The most pressure will be on Schumer. Since taking the reins as Democratic leader in the Senate from Harry Reid in 2016 and particularly since Joe Biden became president, Pelosi has been the alpha dog of the pair, but now, with Pelosi replaced by a less experienced successor, Schumer will have to step up to the plate. To the extent that anyone on Capitol Hill has the sole burden of keeping the government’s lights on and functioning, it will be Schumer. An additional burden for Schumer is the class of Senate seats up in 2024—23 Democrats and 10 Republicans, with seven Democrats up in states that went for Donald Trump in 2016, 2020, or both. There are no GOP Senate seats up in states won by either Hillary Clinton or Biden. This is the same class of Senate seats that was up in 2018 that proved so problematic for the party.

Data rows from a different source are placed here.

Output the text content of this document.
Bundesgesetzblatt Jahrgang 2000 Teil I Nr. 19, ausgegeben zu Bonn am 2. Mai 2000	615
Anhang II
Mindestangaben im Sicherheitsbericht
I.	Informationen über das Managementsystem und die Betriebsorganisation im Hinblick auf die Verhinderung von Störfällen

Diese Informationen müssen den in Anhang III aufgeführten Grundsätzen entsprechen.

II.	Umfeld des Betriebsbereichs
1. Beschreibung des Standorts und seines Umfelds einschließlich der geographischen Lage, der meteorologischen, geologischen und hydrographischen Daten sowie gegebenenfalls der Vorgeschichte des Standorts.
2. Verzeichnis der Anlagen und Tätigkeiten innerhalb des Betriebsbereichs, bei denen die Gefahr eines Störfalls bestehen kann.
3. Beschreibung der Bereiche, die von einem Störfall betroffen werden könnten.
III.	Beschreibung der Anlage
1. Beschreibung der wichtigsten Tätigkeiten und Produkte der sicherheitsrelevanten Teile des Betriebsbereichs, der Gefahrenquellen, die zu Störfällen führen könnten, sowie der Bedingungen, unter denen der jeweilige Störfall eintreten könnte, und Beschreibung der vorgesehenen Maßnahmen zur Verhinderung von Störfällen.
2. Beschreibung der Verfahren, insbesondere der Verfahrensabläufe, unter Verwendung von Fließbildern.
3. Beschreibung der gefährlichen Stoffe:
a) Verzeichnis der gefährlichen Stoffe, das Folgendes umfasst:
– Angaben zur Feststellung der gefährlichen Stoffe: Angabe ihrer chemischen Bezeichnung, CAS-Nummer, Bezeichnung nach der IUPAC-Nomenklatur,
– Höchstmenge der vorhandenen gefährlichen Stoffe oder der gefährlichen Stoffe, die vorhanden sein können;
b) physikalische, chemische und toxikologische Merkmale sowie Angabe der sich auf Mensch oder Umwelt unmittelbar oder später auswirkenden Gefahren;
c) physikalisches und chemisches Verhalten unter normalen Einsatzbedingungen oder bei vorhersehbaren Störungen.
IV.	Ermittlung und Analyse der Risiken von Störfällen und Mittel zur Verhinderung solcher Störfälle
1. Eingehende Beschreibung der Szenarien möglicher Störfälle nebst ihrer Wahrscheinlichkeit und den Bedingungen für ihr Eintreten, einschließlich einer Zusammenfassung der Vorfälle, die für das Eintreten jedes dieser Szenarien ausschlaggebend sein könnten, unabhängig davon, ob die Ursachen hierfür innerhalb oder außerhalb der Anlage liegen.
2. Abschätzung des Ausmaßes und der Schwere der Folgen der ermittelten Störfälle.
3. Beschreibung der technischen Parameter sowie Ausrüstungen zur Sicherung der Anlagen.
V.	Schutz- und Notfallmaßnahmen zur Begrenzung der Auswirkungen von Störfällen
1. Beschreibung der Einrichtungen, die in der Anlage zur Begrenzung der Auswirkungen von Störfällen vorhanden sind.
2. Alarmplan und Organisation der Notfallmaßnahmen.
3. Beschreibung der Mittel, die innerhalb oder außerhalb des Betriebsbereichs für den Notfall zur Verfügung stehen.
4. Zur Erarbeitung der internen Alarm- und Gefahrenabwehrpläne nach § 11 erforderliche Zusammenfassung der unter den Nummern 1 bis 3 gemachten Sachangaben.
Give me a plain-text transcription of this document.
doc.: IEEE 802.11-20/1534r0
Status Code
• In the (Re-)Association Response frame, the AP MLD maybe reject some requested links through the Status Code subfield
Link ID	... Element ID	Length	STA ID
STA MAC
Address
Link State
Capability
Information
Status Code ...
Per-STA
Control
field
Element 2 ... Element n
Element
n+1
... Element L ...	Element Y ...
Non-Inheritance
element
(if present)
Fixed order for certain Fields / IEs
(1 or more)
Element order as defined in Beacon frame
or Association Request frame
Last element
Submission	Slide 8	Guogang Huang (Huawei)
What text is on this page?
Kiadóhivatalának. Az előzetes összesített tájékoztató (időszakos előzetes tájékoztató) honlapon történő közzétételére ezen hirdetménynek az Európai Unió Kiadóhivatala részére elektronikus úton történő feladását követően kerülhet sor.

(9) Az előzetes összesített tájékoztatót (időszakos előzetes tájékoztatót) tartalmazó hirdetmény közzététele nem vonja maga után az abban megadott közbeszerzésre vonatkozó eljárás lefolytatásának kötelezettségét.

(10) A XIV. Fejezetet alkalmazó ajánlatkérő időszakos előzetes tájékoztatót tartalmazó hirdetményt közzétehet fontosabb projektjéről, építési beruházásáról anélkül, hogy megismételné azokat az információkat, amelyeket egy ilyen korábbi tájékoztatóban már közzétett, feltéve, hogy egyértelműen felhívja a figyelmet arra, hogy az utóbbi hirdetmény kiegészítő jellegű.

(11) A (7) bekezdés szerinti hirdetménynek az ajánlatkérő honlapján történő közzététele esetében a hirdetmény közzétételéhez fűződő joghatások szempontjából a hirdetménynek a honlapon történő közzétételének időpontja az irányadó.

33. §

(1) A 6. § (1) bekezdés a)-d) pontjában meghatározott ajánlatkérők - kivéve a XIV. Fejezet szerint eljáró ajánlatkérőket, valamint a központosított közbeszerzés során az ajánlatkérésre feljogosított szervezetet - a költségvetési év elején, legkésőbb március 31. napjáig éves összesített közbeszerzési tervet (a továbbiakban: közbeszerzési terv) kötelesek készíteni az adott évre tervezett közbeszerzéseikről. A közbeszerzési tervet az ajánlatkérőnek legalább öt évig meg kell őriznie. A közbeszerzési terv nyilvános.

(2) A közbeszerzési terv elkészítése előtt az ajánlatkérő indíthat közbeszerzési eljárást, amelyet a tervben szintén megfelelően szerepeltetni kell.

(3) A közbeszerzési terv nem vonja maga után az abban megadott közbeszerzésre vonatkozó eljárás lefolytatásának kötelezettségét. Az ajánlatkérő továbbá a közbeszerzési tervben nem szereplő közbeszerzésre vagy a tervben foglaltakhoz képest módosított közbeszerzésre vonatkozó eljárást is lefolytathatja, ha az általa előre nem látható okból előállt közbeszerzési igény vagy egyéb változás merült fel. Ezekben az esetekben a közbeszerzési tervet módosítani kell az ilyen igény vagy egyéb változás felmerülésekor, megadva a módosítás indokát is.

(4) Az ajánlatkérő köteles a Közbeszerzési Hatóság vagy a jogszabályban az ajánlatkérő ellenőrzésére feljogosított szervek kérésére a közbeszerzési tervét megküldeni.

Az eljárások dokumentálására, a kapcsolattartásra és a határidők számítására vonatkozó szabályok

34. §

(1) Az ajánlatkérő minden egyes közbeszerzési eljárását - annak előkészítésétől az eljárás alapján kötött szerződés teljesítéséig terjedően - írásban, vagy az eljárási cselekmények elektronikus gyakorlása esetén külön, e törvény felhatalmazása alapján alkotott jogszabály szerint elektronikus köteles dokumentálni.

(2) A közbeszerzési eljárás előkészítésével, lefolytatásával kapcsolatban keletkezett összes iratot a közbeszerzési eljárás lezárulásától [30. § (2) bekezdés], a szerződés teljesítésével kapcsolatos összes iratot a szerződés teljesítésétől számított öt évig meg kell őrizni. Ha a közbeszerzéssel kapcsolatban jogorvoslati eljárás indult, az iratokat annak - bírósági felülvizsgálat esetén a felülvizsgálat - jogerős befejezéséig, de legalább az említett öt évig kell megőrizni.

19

The chief downside for McConnell is that he is losing several allies to retirement—notably Roy Blunt, Richard Burr, Rob Portman, and Richard Shelby—at the end of this Congress, but being a leader of the opposition party, he will only have the responsibility for governing to the extent that he wants to have it. McConnell will be trying to cobble together a competing faction. Let's call it Make Republicans Normal Again. It’s quite a challenge, but events of the last month might offer the legacy wing of the party some hope.

The adage that in Washington it is always easier to stop something than to achieve something will have never been truer than over the next two years. That’s why there is likely to be more attention paid to Hunter Biden and his laptop and threats to impeach various members of the Biden administration than much in the way of serious policy development.